What new tools will be available to clinical labs in the near future?
DP: In the next year or so, I think probably we’re going to see clinical labs start to adopt ddPCR. The tests are commercially available, so it’s just a matter of laboratories doing all the analytical validation work and getting permission from their state agencies to run the tests. But showing the value of the test in managing patients is more in the five-year timespan. I’m hoping we can get to where managing the patient based on these blood tests will be able to extend survival.
GKN: I agree. There is an understandable prejudice—it makes intuitive sense—that if we can get these results and act earlier, when the tumor is smaller or the patient is perhaps in better health, the patient is going to do better. But showing real clinical utility means testing these assumptions and measuring tumor progression, patient survival, and quality of life based on using these tests for measuring plasma tumor DNA levels versus acting without this information.
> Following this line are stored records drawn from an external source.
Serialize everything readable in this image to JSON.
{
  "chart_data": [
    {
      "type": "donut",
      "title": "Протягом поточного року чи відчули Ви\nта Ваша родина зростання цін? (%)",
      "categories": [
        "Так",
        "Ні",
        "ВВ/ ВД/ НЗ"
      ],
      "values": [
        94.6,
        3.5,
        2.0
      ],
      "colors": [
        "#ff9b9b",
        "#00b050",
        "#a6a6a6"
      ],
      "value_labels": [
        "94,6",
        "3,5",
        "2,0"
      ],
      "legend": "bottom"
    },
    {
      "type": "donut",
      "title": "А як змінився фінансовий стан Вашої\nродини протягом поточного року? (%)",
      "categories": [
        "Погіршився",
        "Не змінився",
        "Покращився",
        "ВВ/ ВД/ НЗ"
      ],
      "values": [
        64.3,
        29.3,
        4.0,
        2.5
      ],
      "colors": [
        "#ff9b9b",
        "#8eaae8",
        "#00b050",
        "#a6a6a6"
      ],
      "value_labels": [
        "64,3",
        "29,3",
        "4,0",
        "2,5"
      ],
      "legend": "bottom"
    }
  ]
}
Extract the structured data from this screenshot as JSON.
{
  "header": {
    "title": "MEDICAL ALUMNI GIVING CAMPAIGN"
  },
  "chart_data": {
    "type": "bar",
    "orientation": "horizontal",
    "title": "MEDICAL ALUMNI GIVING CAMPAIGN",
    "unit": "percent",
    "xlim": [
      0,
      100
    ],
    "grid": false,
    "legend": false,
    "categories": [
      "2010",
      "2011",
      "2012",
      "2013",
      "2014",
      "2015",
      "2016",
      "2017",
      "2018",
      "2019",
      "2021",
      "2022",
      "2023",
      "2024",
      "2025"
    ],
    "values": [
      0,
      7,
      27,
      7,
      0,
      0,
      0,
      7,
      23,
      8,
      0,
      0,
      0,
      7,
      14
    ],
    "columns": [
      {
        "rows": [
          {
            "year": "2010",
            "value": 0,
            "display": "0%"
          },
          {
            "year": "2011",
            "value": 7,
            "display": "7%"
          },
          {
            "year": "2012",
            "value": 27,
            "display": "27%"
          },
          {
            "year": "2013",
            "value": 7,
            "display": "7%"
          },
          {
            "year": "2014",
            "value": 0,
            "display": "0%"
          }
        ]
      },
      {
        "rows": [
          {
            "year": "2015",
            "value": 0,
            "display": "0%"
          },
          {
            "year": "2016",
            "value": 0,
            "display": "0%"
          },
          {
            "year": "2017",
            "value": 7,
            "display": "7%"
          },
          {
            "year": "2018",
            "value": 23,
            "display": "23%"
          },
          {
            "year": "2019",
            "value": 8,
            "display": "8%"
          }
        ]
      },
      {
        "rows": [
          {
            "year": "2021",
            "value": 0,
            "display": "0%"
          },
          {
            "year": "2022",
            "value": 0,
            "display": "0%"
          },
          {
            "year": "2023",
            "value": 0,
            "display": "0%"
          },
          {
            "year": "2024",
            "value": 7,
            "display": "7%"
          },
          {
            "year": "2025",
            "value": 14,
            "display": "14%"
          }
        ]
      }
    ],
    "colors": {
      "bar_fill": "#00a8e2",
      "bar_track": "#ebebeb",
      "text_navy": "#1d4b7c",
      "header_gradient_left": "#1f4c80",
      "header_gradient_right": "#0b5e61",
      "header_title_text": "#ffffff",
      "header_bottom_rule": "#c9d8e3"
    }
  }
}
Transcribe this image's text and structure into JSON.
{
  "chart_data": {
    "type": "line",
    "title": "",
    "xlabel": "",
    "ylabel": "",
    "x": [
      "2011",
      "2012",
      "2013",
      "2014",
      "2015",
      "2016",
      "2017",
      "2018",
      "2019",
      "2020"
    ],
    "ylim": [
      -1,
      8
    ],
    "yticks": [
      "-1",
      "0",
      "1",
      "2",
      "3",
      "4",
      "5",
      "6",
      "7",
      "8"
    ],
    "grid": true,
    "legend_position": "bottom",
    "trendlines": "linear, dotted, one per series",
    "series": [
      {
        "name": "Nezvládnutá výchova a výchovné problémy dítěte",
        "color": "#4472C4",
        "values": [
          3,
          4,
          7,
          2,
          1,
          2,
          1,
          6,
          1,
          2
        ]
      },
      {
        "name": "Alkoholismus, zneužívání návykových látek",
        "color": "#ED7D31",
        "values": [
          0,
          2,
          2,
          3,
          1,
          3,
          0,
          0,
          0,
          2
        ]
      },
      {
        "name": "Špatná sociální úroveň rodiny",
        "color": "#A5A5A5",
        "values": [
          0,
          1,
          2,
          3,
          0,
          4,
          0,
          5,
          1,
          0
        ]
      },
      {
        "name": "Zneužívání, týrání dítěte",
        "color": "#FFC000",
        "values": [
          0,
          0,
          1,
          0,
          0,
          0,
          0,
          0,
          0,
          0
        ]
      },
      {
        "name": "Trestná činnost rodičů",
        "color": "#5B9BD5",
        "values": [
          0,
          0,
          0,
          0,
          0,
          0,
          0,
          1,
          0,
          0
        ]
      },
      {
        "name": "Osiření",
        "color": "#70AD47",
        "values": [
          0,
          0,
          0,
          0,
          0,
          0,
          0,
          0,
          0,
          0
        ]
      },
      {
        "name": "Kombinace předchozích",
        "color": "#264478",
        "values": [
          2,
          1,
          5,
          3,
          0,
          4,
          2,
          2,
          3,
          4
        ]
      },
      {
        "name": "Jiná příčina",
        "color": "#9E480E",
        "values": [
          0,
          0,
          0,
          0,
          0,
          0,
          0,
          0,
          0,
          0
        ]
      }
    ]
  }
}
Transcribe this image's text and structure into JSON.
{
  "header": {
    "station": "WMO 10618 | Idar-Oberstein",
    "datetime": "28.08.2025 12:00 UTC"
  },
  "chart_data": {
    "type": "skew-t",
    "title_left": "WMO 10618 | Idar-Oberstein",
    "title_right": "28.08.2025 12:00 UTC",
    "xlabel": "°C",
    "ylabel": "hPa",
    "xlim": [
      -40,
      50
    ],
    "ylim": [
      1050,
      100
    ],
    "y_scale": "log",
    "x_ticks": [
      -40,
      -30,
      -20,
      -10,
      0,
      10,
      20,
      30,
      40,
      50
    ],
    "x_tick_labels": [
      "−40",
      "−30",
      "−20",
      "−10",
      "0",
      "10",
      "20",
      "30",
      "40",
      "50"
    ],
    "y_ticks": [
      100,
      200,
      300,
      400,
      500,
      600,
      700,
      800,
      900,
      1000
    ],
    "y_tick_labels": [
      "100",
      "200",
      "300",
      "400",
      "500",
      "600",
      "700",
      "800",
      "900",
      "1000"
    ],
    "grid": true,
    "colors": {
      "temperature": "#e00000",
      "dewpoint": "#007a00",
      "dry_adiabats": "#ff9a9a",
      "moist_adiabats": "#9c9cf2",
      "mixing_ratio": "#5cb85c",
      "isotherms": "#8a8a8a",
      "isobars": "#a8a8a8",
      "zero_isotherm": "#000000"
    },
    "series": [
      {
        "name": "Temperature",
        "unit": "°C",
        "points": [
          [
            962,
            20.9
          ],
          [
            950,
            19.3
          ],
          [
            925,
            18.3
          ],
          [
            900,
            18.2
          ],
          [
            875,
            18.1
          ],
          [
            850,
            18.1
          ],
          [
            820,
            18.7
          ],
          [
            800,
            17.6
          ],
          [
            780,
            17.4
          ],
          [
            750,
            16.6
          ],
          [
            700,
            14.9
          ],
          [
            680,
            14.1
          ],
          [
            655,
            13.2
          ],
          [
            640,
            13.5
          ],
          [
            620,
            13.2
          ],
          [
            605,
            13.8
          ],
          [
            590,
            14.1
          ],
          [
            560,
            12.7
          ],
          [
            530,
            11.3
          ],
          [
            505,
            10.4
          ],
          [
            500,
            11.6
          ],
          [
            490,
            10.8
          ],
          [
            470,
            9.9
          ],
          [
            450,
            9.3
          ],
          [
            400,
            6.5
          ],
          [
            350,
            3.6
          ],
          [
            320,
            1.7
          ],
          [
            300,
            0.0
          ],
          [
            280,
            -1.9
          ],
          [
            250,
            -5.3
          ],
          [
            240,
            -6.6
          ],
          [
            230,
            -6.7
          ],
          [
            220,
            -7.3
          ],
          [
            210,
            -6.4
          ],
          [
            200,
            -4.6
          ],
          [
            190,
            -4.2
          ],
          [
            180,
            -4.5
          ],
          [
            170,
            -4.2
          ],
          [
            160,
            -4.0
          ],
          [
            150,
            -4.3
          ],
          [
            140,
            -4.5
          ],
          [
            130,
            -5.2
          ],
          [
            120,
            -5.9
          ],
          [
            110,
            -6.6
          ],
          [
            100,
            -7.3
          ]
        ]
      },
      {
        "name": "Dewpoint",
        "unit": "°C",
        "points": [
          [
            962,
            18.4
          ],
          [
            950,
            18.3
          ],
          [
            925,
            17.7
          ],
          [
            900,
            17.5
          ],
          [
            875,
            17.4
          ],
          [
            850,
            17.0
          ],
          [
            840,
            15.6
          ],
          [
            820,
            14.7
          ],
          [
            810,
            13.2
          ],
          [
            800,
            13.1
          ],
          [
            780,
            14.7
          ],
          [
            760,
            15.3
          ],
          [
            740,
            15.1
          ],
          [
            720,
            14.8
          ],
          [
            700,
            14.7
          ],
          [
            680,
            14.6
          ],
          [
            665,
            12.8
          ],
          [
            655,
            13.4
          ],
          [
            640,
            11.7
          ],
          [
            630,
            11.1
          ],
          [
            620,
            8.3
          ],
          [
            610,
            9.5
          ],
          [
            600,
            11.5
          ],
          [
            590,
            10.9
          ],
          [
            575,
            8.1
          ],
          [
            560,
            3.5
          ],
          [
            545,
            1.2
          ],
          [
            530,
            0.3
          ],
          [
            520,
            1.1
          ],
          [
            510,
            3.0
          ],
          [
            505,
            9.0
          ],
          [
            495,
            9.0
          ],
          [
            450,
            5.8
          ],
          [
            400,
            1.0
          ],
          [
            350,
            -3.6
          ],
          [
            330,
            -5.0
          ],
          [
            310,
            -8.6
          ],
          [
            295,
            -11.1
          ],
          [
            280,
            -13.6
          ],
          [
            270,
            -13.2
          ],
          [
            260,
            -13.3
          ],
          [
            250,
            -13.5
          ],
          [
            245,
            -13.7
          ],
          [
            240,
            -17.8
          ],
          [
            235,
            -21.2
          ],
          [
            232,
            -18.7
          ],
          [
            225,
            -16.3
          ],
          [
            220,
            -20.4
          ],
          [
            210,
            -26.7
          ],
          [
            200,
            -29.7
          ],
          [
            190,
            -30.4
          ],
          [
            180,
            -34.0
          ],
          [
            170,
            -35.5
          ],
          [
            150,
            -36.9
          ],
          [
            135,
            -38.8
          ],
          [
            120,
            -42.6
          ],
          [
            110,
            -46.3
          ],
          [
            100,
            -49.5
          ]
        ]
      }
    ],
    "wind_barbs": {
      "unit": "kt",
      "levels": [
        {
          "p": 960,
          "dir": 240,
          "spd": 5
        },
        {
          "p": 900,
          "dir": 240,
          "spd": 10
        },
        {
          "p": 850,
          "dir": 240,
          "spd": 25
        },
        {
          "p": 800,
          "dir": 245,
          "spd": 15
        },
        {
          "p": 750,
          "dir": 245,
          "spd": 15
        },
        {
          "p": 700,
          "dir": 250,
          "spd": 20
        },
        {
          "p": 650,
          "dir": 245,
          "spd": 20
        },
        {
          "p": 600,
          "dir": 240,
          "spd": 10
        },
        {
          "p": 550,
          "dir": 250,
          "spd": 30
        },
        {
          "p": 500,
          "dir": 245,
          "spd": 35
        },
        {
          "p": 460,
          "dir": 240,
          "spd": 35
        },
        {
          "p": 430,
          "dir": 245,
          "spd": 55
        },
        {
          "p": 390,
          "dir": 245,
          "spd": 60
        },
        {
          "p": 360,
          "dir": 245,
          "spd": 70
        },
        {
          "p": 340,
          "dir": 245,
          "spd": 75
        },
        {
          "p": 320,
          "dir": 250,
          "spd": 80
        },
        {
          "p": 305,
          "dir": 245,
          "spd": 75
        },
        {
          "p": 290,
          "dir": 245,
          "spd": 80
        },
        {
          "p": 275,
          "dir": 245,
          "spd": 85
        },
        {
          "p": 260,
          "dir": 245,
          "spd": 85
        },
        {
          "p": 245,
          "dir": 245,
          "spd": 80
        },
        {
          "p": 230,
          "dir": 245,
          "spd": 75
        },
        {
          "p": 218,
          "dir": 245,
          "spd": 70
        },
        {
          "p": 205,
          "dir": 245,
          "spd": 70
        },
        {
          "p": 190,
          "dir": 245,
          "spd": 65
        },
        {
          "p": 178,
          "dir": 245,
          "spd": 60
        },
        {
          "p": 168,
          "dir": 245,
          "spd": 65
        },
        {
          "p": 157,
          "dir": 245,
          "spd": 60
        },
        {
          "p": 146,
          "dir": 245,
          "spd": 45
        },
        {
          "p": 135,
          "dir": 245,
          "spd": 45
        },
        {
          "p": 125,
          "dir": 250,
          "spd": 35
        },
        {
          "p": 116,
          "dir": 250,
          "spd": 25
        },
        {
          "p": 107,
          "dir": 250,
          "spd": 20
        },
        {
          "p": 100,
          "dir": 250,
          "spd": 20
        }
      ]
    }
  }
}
On the technological side, we also expect more evolved instrumentation that enables larger numbers of targets to be assayed per ddPCR reaction (perhaps half a dozen to a dozen, and that integrates steps from sample processing through detection and analysis to report generation. This will be built around a better-informed view of sample types and preparations that offer the highest biological signal for the most informative biomarkers.
David Polsky, MD, PhD, is a dermatologist at NYU Langone Medical Center and a professor of dermatology and pathology at the New York University School of Medicine.
George Karlin-Neumann, PhD, serves as Director for Scientific Affairs for Bio-Rad’s Digital Biology Group.